Lastly, tell rocket to use this function, and you’re done!

    rocket::ignite()
        .manage(StateOne { one: 1 })
        .manage(StateTwo { two: 2 })
        .mount("/", routes![states, post_states]).launch();

Actix POST🔗

Receiving POST data in actix is, again, just a little more work, but still very simple. Just like in the Rocket example, you need a striation which will hold the POST data, and that struct will need to derive the Deserialize trait from serde.

    #[derive(Debug, Serialize, Deserialize)]
    struct PostData {
        q: String
    }

To capture the post data with your endpoint function, the first argument needs to be a tuple comprised of the POST data, and HTTP request.

    fn post_states((post_data,  req): (Json<PostData>, HttpRequest<(StateOne, StateTwo)>), info: Path<String> ) -> HttpResponse {
        let (state_one, state_two) = req.state();
        println!("state_one: {:?}", state_one);
        println!("state_two: {:?}", state_two);
        println!("param: {:?}", info.to_string());
        println!("POST data: {:?}", post_data);
        HttpResponse::Ok().into()
    }

Lastly, you add that endpoint as a resource to the Actix app. If your endpoint is going to take in URL dispatch, you need to use the with2 function, if not you need to use the with function.

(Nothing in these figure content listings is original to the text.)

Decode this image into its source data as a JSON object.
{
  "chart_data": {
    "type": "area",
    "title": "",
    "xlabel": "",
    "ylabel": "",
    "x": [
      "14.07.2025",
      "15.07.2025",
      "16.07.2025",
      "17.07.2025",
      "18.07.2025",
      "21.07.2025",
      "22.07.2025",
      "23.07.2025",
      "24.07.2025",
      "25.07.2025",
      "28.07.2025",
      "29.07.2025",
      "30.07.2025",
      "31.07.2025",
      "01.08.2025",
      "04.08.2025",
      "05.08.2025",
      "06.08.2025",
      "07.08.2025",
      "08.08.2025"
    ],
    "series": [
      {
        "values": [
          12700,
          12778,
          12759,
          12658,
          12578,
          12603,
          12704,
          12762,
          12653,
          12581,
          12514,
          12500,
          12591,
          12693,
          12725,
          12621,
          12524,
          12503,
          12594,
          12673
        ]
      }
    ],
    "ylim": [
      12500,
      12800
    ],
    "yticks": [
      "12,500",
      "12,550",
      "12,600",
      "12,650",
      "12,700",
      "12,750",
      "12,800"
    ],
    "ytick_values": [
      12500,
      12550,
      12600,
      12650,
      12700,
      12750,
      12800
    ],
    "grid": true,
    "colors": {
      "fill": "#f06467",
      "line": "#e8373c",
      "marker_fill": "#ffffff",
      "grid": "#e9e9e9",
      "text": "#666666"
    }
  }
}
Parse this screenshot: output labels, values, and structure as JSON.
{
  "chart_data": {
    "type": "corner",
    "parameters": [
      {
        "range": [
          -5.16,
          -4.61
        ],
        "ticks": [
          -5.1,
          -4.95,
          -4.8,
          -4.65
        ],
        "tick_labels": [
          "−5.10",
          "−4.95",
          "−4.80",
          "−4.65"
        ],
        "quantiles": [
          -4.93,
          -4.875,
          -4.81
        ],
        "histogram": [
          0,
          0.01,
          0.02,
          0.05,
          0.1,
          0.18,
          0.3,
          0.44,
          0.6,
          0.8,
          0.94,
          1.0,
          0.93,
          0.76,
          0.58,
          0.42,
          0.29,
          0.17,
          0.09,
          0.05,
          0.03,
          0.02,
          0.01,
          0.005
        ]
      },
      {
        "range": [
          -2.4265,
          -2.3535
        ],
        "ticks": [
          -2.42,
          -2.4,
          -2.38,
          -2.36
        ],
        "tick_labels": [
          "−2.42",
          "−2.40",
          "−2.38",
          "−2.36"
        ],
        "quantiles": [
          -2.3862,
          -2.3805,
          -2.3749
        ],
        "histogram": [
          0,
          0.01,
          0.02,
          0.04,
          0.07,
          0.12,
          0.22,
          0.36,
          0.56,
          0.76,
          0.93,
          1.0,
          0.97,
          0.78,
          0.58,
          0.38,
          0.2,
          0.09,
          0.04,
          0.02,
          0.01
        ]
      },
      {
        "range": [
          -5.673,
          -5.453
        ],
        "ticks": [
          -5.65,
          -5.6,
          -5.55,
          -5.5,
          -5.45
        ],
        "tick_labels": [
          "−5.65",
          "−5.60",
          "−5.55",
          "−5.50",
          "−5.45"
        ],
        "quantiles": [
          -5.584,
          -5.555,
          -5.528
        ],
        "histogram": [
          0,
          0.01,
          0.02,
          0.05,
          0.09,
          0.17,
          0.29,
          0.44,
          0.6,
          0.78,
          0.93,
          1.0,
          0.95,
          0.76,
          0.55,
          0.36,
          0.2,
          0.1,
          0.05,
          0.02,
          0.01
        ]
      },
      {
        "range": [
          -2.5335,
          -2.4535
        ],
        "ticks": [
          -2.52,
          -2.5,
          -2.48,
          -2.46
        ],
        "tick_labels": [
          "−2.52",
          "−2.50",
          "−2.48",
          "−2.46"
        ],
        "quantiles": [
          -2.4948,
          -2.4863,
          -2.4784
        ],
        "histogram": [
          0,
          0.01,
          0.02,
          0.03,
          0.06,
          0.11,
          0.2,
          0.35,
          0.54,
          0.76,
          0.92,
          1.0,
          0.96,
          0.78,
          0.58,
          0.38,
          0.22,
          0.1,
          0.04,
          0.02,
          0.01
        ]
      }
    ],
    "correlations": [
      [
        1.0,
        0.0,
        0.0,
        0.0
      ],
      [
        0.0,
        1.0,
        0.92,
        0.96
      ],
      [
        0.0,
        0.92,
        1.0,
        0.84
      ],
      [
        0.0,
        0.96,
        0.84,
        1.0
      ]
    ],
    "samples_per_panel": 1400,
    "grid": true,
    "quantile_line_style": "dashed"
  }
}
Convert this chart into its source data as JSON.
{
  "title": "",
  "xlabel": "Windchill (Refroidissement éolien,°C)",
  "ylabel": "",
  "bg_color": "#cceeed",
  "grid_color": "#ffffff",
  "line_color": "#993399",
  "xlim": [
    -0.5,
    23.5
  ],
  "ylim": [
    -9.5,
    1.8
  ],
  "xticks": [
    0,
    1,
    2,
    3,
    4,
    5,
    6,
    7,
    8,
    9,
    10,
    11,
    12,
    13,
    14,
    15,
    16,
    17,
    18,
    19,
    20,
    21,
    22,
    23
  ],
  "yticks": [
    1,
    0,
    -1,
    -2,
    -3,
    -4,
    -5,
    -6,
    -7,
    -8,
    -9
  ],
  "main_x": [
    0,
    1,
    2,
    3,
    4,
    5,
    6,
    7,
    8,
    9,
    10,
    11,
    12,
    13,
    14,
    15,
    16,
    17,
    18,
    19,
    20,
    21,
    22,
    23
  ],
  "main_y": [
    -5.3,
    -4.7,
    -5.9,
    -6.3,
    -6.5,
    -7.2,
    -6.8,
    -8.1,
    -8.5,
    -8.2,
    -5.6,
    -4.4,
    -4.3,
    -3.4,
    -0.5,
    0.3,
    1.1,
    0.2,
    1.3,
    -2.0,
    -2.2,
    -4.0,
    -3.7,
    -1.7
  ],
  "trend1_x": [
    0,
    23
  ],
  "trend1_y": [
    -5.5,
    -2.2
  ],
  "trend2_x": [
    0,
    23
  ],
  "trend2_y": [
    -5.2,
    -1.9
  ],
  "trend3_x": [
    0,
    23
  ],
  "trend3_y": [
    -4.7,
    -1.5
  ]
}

    server::new( move || {
        vec![
            App::with_state( (StateOne { one : 1 }, StateTwo {two:2}) )
                    .prefix("/")
                    .resource("/{param}/states", |r| r.method(http::Method::GET).with2(states))
                    .resource("/{param}/states", |r| r.method(http::Method::POST).with2(post_states))
                    .boxed(),
        ]
    }).bind("127.0.0.1:8088")
        .unwrap()
        .run();

All done.

Example code🔗

My example code can be found in my GitLab account:

Rocket🔗

https://gitlab.com/noyez_examples/actix_example

Actix🔗

https://gitlab.com/noyez_examples/rocket_example

Error Handling🔗

As a side node, another pain point I had when porting from Rocket to Actix is error handling. I was using error_chain, which would give me compiler errors that Error was not Sync, this appears to be known issue with error_chain. I had to move over to Failure.